1939(昭和14)年に運営会社を東宝が合併し、1940(昭和15)年に松竹の賃借期限が切れると共に東宝の手により元の演劇主体の興行形態に戻した。同年9月16日からは内閣情報部が庁舎として利用することとなり、前の日の15日の新国劇の上演をもって休演となった。大東亜戦争時は1944(昭和19)年1月頃からは、地下食堂が一般人でも利用できる雑炊食堂として供された。
戦後の最初の公演は1945年10月の6世尾上菊五郎(1885-1949)一座の「銀座復興」公演だった。1955年に舞台に巨大映画スクリーン・シネラマが設置され、再びシネラマ主体の洋画ロードショー用の映画館に転じ、1964年から1965年にかけて「アラビアのロレンス」を最後に上映を終了し、解体された。
1966年に再開場され、国際ビルヂングとの一体型複合ビルの建物は、谷口吉郎(よしろう、1904-1979)の設計で1966年9月29日に落成した。ビルの一部は落成当時から、石油業界大手の出光興産が本社として使用し、最上階は出光佐三(1885-1981)による古美術コレクションを展示する「出光美術館東京館」とされた(出光興産は2021年に大手町に移転)。廻り舞台は大小4つの迫りが内部に設置され、直径16.4メートル、高さ22メートルあって、地上1階から地下6階までを貫いた。
年間10作品程度を上演し、1969年から1984年までは「日本レコード大賞」の発表会会場として使われ、大晦日に行なわれる年末ジャンボ宝くじの抽せん会場としても知られた(1977年、1997年から1999年、2001年から2005年)
2022年9月27日に東宝はビルが竣工から約56年を経過したことなどから、共同所有する出光美術館及び「国際ビル」を所有する三菱地所と共同して、一体的に建て替えを発表し、2025年2月28日をもって休館した。東宝は2025年3月から明治座で複数年・複数月上演の貸館契約を締結している。
解体をはじめ、3代目帝劇の建設は大林組が担当し、4月から「(仮称)丸の内3-1プロジェクト既存建物解体工事」を手掛ける。
3代目劇場は2030年度に竣工予定で、敷地は約9900平方メートル、建物は地上29階、高さ155メートル、地下4階の構成で、延べ床面積が17万6000平方メートル、このうちの地上4階から地下2階に劇場が入る。出光美術館が地上4階と5階に入る。設計は建築家で法政大学教授の小堀哲夫さん(1971年生まれ)が手掛け、「THE VEIL(ザ・ベール)」のコンセプトの元、自然光を採り入れるなど日比谷周辺の自然環境を生かし、「未来を見つめた日本らしさ」を体現した心地よい空間を目指すとしている。
2代目と異なる点として、劇場の配置を従来から90度回転し、エントランスの正面に客席を配置、開演・終演時の混雑緩和に配慮した導線計画も行う。
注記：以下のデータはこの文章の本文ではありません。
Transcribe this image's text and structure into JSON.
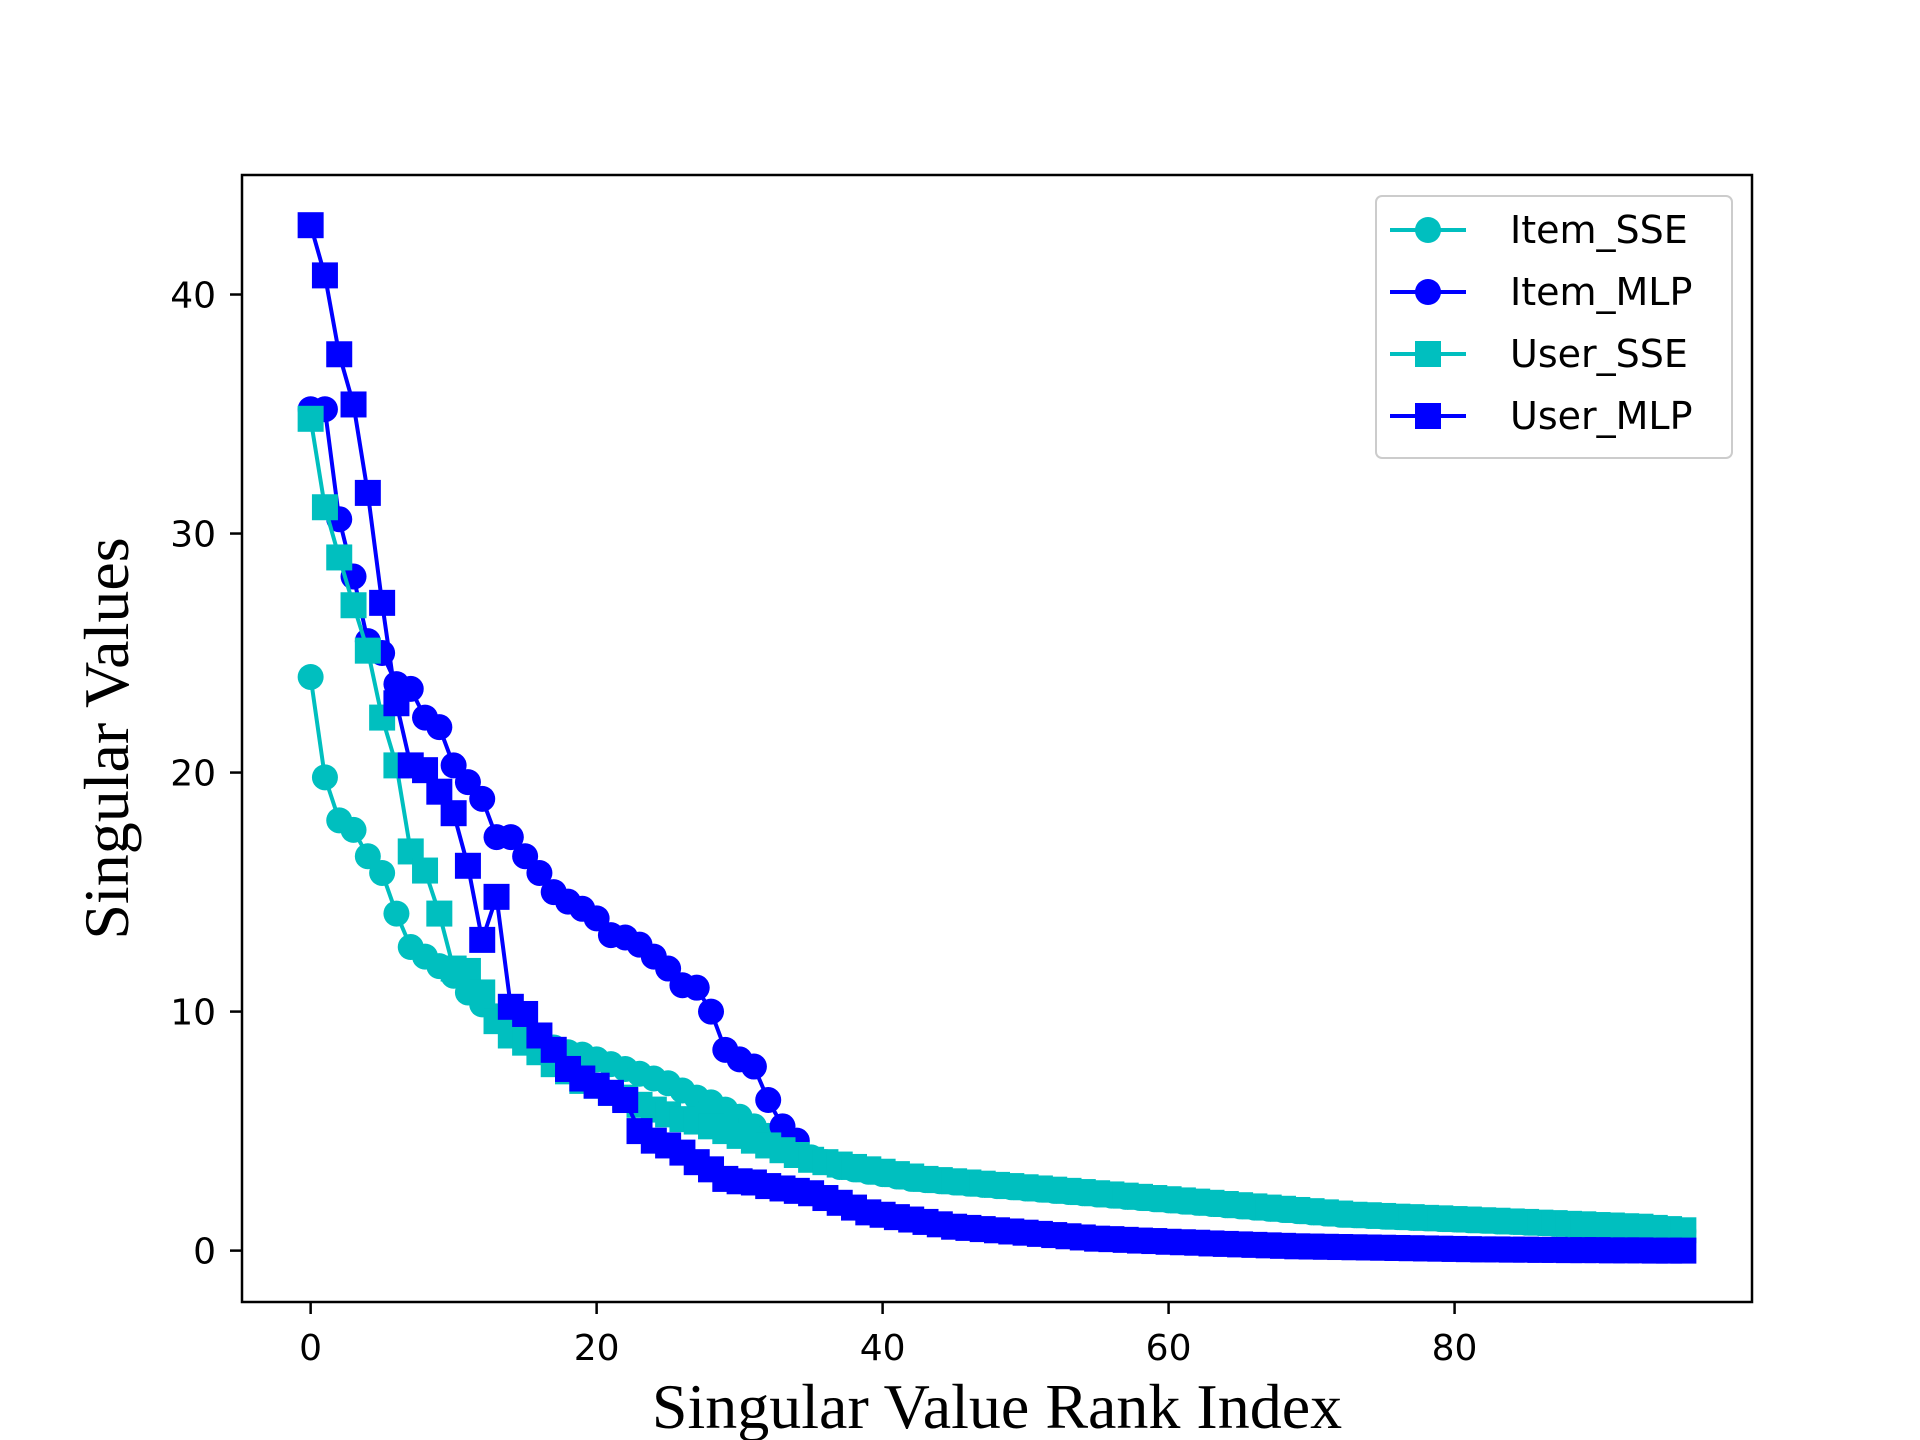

客席数は従来とほぼ同規模の1900席を確保しながら、ゆとりのある座席にする。
舞台空間も従来と同規模を確保しつつ、舞台袖上部にはテクニカルギャラリーを確保、さらに世界レベルの最先端舞台技術を導入する。また、ロビー・ホワイエ空間の拡大、カフェやバーの充実、トイレなどのユーティリティ機能の拡充、一般の人も利用できるカフェなどの併設、バリアフリーへの配慮、地下鉄コンコース直結の地下劇場ロビーも新設する。
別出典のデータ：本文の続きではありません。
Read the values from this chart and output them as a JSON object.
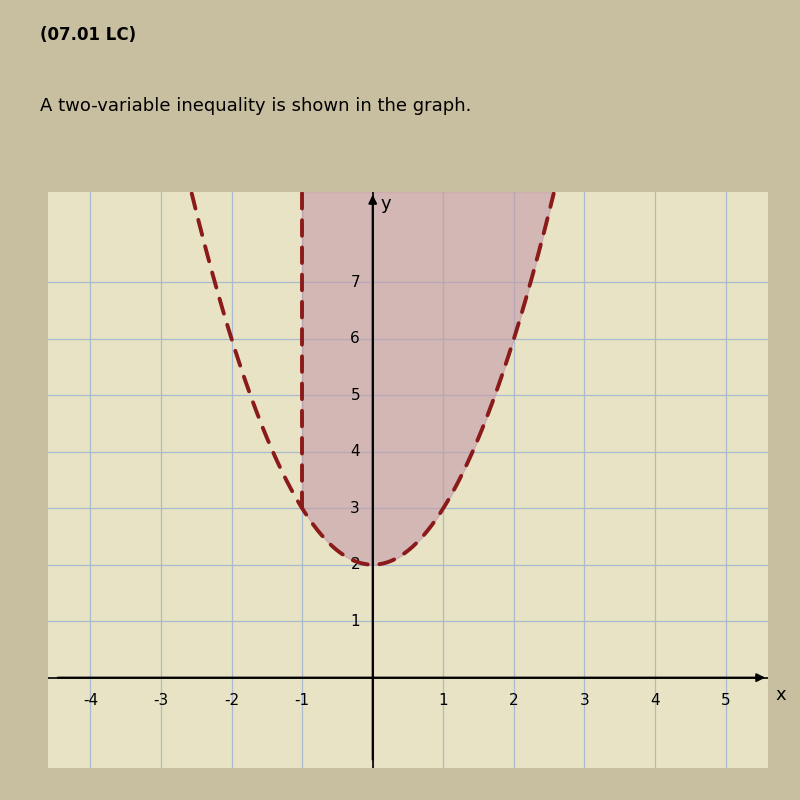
{
  "title_line1": "(07.01 LC)",
  "title_line2": "A two-variable inequality is shown in the graph.",
  "graph_bg_color": "#e8e3c4",
  "outer_bg_color": "#d4cba4",
  "shade_color": "#c49aaa",
  "shade_alpha": 0.6,
  "parabola_a": 1,
  "parabola_b": 0,
  "parabola_c": 2,
  "xlim": [
    -4.6,
    5.6
  ],
  "ylim": [
    -1.6,
    8.6
  ],
  "xticks": [
    -4,
    -3,
    -2,
    -1,
    0,
    1,
    2,
    3,
    4,
    5
  ],
  "yticks": [
    1,
    2,
    3,
    4,
    5,
    6,
    7
  ],
  "grid_color": "#aabbd0",
  "grid_linewidth": 0.9,
  "dash_color": "#8b1a1a",
  "dash_linewidth": 2.8,
  "left_boundary_x": -1,
  "shade_top": 8.6,
  "figure_bg": "#c8bfa0",
  "title1_fontsize": 12,
  "title2_fontsize": 13,
  "tick_fontsize": 11,
  "axis_label_fontsize": 13
}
劇場以外の建物全体としては 「大手町・丸の内・有楽町地区まちづくりガイドライン2023」に沿った形で設計、歴史的な31メートル(100尺)の軒線を継承し、ハイグレードオフィスが整備される高層部は一定のセットバックを行うことで低層部の既存の軒線との連続性を確保した上で、低層部の屋上には皇居外苑を望む一般にも開放されるテラスを整備する。
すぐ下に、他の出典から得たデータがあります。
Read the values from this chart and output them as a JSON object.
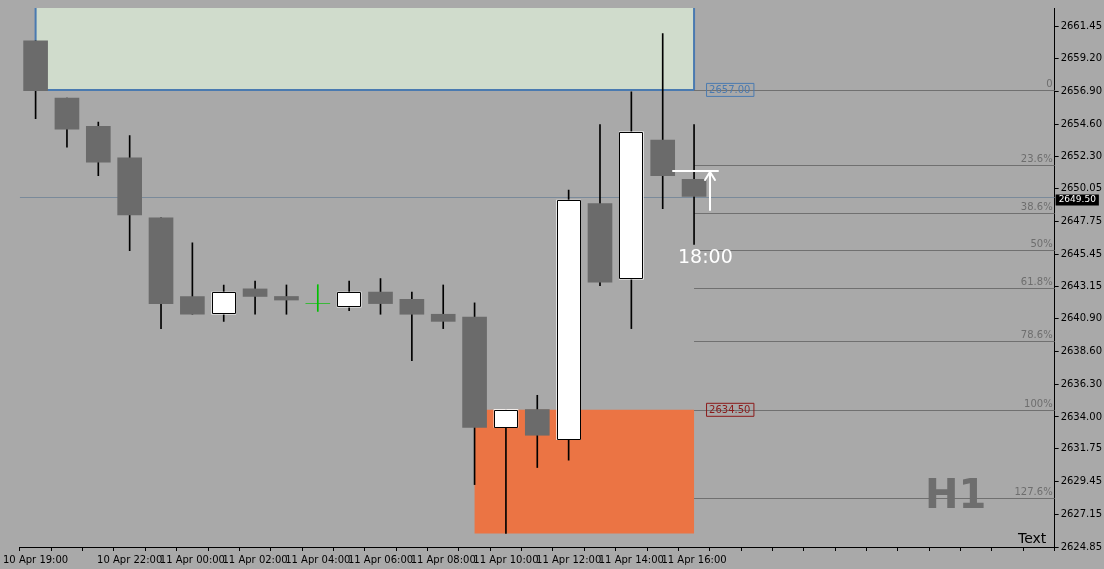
{
  "chart_data": {
    "type": "candlestick",
    "categories": [
      "10 Apr 19:00",
      null,
      null,
      "10 Apr 22:00",
      null,
      "11 Apr 00:00",
      null,
      "11 Apr 02:00",
      null,
      "11 Apr 04:00",
      null,
      "11 Apr 06:00",
      null,
      "11 Apr 08:00",
      null,
      "11 Apr 10:00",
      null,
      "11 Apr 12:00",
      null,
      "11 Apr 14:00",
      null,
      "11 Apr 16:00",
      null,
      null,
      null,
      null,
      null,
      null,
      null,
      null,
      null,
      null,
      null
    ],
    "ohlc": [
      [
        2660.45,
        2660.45,
        2654.98,
        2656.94
      ],
      [
        2656.43,
        2656.43,
        2652.97,
        2654.23
      ],
      [
        2654.43,
        2654.73,
        2650.96,
        2651.92
      ],
      [
        2652.22,
        2653.78,
        2645.69,
        2648.2
      ],
      [
        2648.0,
        2648.0,
        2640.21,
        2641.97
      ],
      [
        2642.47,
        2646.24,
        2641.22,
        2641.22
      ],
      [
        2641.22,
        2643.28,
        2640.72,
        2642.78
      ],
      [
        2643.0,
        2643.55,
        2641.22,
        2642.47
      ],
      [
        2642.47,
        2643.28,
        2641.22,
        2642.22
      ],
      [
        2641.97,
        2643.3,
        2641.42,
        2641.97
      ],
      [
        2641.72,
        2643.55,
        2641.47,
        2642.78
      ],
      [
        2642.78,
        2643.73,
        2641.22,
        2641.97
      ],
      [
        2642.27,
        2642.78,
        2637.96,
        2641.22
      ],
      [
        2641.22,
        2643.28,
        2640.21,
        2640.72
      ],
      [
        2641.02,
        2642.02,
        2629.24,
        2633.26
      ],
      [
        2633.26,
        2634.52,
        2625.8,
        2634.52
      ],
      [
        2634.52,
        2635.52,
        2630.44,
        2632.71
      ],
      [
        2632.4,
        2649.96,
        2630.95,
        2649.25
      ],
      [
        2649.0,
        2654.56,
        2643.23,
        2643.48
      ],
      [
        2643.68,
        2656.86,
        2640.21,
        2654.05
      ],
      [
        2653.47,
        2660.96,
        2648.65,
        2650.96
      ],
      [
        2650.71,
        2654.56,
        2646.13,
        2649.5
      ],
      null,
      null,
      null,
      null,
      null,
      null,
      null,
      null,
      null,
      null,
      null
    ],
    "colors": [
      "#6b6b6b",
      "#6b6b6b",
      "#6b6b6b",
      "#6b6b6b",
      "#6b6b6b",
      "#6b6b6b",
      "#ffffff",
      "#6b6b6b",
      "#6b6b6b",
      "#00c000",
      "#ffffff",
      "#6b6b6b",
      "#6b6b6b",
      "#6b6b6b",
      "#6b6b6b",
      "#ffffff",
      "#6b6b6b",
      "#ffffff",
      "#6b6b6b",
      "#ffffff",
      "#6b6b6b",
      "#6b6b6b",
      null,
      null,
      null,
      null,
      null,
      null,
      null,
      null,
      null,
      null,
      null
    ],
    "ylim": [
      2624.85,
      2662.76
    ],
    "yticks": [
      {
        "value": 2661.45,
        "label": "2661.45"
      },
      {
        "value": 2659.2,
        "label": "2659.20"
      },
      {
        "value": 2656.9,
        "label": "2656.90"
      },
      {
        "value": 2654.6,
        "label": "2654.60"
      },
      {
        "value": 2652.3,
        "label": "2652.30"
      },
      {
        "value": 2650.05,
        "label": "2650.05"
      },
      {
        "value": 2647.75,
        "label": "2647.75"
      },
      {
        "value": 2645.45,
        "label": "2645.45"
      },
      {
        "value": 2643.15,
        "label": "2643.15"
      },
      {
        "value": 2640.9,
        "label": "2640.90"
      },
      {
        "value": 2638.6,
        "label": "2638.60"
      },
      {
        "value": 2636.3,
        "label": "2636.30"
      },
      {
        "value": 2634.0,
        "label": "2634.00"
      },
      {
        "value": 2631.75,
        "label": "2631.75"
      },
      {
        "value": 2629.45,
        "label": "2629.45"
      },
      {
        "value": 2627.15,
        "label": "2627.15"
      },
      {
        "value": 2624.85,
        "label": "2624.85"
      }
    ],
    "grid": false,
    "legend": false,
    "bands": [
      {
        "axis": "y",
        "from": 2657.0,
        "to": 2662.76,
        "label": "2657.00",
        "color": "#d0dccc"
      },
      {
        "axis": "y",
        "from": 2625.8,
        "to": 2634.5,
        "label": "2634.50",
        "color": "#eb7444"
      }
    ],
    "ref_lines": [
      {
        "axis": "y",
        "value": 2649.5,
        "label": "2649.50",
        "color": "#7a8a9a"
      },
      {
        "axis": "y",
        "value": 2657.0,
        "color": "#707070"
      },
      {
        "axis": "y",
        "value": 2651.69,
        "color": "#707070"
      },
      {
        "axis": "y",
        "value": 2648.32,
        "color": "#707070"
      },
      {
        "axis": "y",
        "value": 2645.75,
        "color": "#707070"
      },
      {
        "axis": "y",
        "value": 2643.09,
        "color": "#707070"
      },
      {
        "axis": "y",
        "value": 2639.32,
        "color": "#707070"
      },
      {
        "axis": "y",
        "value": 2634.5,
        "color": "#707070"
      },
      {
        "axis": "y",
        "value": 2628.29,
        "color": "#707070"
      }
    ],
    "annotations": [
      "18:00",
      "H1",
      "Text",
      {
        "text": "0",
        "y": 2657.0
      },
      {
        "text": "23.6%",
        "y": 2651.69
      },
      {
        "text": "38.6%",
        "y": 2648.32
      },
      {
        "text": "50%",
        "y": 2645.75
      },
      {
        "text": "61.8%",
        "y": 2643.09
      },
      {
        "text": "78.6%",
        "y": 2639.32
      },
      {
        "text": "100%",
        "y": 2634.5
      },
      {
        "text": "127.6%",
        "y": 2628.29
      }
    ]
  }
}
低層部には上部に出光美術館を再整備し、美術館としての機能強化を図るほか、商業ゾーンを設け、地下鉄有楽町駅・日比谷駅と合わせた地下の駅まち空間も形成、さらにJR有楽町駅方面へ繋ぐ東西地下通路も整備する。
開場時間は10時から20時(最終日は17時)。3月28日はエムアイカード プラス会員の特別招待日。チケットは前売りがカード会員3850円、一般グッズ付き(帝国劇場展オリジナルクリアファイル、A4版、もしくは着到板キーホルダー)が3500円、一般チケットが2800円、当日は一般グッズ付きが3750円、一般チケットが3000円。未就学児は保護者1人につき2人まで無料。